Omri Nir fell to his death Friday trying to save his 10-year-old who died yesterday.

Hikers in the desert (photo credit: INGIMAGE)
Hikers in the desert
(photo credit: INGIMAGE)
Illai Nir, 10, died on Sunday after suffering serious head and organ injuries from a fall while hiking two days earlier. The boy’s father, Dr. Omri Nir, died on Friday, trying to save his son. 
 
Doctors at Soroka-University Medical Center in Beersheba tried to save the boy’s life but said he suffered irreversible brain damage, leading to his death. Illai’s organs will be donated at the request of his family. 
 
Illai was climbing a ladder attached to a cliff on the Nahal Tze’elim trail in the Judean Desert, near Masada, when he fell. Omri, 50, from Kfar Vitkin near Netanya, dove off the cliff in an attempt to cushion his son’s fall and died at the scene. Rescue workers said the father was able to wrap himself around Illai and prevent some injuries. Nir was a lecturer on the modern history and politics of Lebanon at the Hebrew University, Ben-Gurion University and Tel Aviv University. 
 
The father and son were part of a hiking group from the North that included 15 children.
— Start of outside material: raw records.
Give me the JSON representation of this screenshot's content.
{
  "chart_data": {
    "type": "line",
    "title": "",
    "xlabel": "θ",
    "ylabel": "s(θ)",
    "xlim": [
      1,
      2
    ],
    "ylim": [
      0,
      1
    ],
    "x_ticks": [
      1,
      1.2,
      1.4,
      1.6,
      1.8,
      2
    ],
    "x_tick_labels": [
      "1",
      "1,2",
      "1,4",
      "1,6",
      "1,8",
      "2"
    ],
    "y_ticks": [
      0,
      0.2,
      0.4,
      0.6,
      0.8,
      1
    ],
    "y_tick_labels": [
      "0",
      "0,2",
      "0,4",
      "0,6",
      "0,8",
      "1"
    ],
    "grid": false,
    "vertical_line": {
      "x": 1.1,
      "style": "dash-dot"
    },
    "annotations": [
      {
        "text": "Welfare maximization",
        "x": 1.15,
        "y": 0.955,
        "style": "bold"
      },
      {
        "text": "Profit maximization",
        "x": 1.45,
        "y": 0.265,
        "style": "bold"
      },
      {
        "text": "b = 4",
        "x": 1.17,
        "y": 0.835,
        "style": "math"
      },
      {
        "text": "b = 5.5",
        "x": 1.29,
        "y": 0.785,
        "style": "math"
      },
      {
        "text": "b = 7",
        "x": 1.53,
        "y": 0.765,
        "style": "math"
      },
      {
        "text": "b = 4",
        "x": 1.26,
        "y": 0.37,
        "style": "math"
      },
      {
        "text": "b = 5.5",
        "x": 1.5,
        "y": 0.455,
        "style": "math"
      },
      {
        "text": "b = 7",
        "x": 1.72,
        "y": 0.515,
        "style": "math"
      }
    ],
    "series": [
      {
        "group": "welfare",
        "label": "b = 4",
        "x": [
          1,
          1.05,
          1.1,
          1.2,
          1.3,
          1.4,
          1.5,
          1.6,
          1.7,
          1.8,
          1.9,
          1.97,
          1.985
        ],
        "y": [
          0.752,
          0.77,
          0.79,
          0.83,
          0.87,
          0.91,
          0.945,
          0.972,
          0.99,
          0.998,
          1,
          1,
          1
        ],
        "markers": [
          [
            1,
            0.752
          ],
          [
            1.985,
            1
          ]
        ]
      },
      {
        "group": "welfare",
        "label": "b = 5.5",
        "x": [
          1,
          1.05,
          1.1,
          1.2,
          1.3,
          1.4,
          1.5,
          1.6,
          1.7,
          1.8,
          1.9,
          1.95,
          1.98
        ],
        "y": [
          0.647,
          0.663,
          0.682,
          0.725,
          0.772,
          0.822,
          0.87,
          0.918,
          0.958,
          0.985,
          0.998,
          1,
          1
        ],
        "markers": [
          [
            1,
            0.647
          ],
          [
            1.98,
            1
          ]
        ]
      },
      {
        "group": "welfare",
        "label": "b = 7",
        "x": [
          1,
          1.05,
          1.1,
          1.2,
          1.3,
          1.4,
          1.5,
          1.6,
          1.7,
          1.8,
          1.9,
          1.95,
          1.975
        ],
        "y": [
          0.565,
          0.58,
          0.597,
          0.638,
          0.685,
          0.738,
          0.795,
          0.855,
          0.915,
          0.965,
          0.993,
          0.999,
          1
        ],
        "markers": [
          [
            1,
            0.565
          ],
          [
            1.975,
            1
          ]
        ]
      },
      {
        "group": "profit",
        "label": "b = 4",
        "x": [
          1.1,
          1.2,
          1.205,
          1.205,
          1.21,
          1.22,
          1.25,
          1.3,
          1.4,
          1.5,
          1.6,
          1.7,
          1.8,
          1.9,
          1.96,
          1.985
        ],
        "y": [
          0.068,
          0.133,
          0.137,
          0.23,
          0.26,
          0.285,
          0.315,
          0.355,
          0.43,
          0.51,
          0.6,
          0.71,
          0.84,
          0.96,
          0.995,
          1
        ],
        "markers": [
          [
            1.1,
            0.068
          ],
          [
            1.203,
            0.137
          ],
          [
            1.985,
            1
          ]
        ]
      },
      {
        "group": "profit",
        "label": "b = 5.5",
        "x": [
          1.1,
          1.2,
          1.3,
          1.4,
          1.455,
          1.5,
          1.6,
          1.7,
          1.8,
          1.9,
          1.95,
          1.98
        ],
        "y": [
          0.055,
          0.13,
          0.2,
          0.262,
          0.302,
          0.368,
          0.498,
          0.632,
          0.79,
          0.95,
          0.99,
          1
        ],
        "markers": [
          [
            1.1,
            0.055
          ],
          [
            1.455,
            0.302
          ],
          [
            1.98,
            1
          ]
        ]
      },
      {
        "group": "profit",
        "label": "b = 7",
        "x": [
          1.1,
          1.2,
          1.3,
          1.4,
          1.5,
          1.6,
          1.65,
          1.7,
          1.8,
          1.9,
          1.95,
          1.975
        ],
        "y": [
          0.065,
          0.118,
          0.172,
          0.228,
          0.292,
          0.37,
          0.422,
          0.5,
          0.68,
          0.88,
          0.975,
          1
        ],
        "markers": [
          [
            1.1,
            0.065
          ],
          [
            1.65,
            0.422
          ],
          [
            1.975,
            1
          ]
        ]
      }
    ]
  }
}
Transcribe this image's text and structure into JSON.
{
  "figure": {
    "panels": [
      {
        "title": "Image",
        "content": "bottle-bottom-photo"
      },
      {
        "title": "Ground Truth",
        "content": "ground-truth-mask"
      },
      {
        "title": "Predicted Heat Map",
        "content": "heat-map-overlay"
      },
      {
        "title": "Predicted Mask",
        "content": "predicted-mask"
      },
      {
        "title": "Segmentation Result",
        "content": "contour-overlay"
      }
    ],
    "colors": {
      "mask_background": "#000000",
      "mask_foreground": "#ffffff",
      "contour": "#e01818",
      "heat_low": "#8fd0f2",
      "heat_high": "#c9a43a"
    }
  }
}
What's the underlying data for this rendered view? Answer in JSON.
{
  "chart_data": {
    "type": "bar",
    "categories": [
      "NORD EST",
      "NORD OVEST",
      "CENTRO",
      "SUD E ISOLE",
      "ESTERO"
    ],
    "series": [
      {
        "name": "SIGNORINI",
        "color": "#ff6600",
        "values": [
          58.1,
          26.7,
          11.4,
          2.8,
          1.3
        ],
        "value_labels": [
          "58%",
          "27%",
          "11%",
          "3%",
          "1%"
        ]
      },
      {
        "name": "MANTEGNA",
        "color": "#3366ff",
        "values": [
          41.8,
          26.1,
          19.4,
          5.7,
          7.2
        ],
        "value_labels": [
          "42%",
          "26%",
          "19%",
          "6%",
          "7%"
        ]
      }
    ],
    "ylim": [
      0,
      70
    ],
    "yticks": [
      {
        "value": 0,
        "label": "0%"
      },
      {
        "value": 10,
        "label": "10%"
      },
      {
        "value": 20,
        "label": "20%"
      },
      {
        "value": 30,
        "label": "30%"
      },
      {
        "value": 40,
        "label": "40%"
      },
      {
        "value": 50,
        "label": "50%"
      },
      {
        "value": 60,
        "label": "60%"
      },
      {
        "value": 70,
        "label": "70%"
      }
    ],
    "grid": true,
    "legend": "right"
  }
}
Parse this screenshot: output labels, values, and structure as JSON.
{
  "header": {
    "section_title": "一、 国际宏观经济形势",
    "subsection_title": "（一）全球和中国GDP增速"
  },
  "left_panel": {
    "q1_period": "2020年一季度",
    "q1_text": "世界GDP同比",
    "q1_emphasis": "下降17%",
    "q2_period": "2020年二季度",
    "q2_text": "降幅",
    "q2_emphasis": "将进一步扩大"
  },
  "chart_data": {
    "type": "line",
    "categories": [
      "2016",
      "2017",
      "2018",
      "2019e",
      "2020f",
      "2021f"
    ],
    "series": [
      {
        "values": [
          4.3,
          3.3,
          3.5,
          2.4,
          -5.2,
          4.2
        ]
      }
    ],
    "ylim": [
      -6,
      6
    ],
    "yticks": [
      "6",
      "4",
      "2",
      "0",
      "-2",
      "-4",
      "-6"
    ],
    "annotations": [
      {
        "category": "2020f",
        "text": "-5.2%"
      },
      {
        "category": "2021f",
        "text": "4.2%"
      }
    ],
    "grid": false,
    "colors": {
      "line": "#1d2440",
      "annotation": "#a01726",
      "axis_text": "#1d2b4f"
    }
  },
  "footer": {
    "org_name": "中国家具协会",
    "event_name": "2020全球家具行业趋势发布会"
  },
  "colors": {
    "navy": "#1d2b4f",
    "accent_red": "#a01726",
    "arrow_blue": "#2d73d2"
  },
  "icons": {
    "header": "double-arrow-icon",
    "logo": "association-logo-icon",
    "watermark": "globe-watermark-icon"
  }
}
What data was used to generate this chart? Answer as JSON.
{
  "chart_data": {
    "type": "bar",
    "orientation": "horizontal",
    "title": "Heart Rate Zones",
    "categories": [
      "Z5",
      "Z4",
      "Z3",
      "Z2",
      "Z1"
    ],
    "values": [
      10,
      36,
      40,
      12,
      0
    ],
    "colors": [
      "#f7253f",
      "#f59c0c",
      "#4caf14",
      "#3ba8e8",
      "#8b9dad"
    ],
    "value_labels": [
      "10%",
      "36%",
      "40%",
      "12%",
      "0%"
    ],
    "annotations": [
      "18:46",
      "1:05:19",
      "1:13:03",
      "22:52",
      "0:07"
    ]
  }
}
“The son fell on his father, the children saw the disaster from above,” Udi Segel, who participated in the hike, told Channel 2. “At one point I heard a bang. I saw the boy fall on the father. The father was able to hold him and they both rolled toward the cliff.”
The route on which the tour group was traveling, along Nahal Tze’elim, is a path for experienced hikers, visited annually by tens of thousands of travelers, including youth and school groups, according to the Israel Nature and Parks Authority. Like every trekking area, the route is checked and maintained regularly by INPA inspectors, the authority said. 
 
“Accordingly, with every report of a defect or condition that endangers the safety of hikers, whether transmitted by inspectors from the authority or by guides and trekkers in the area, receives complete attention and a quick response, including, if necessary, the closure of the path until the defect is repaired or the danger has passed,” the INPA said. “Upon receiving the update about the event on this route, it was checked again and no defect or safety flaw was found, including on a level of area sign intactness and assistance means for hikers.
 
“Hikes in nature and open landscapes in certain places by their nature are not completely free of danger, and unfortunately, in this case, there was a major disaster for a reason that remains altogether unknown at this stage,” the authority said.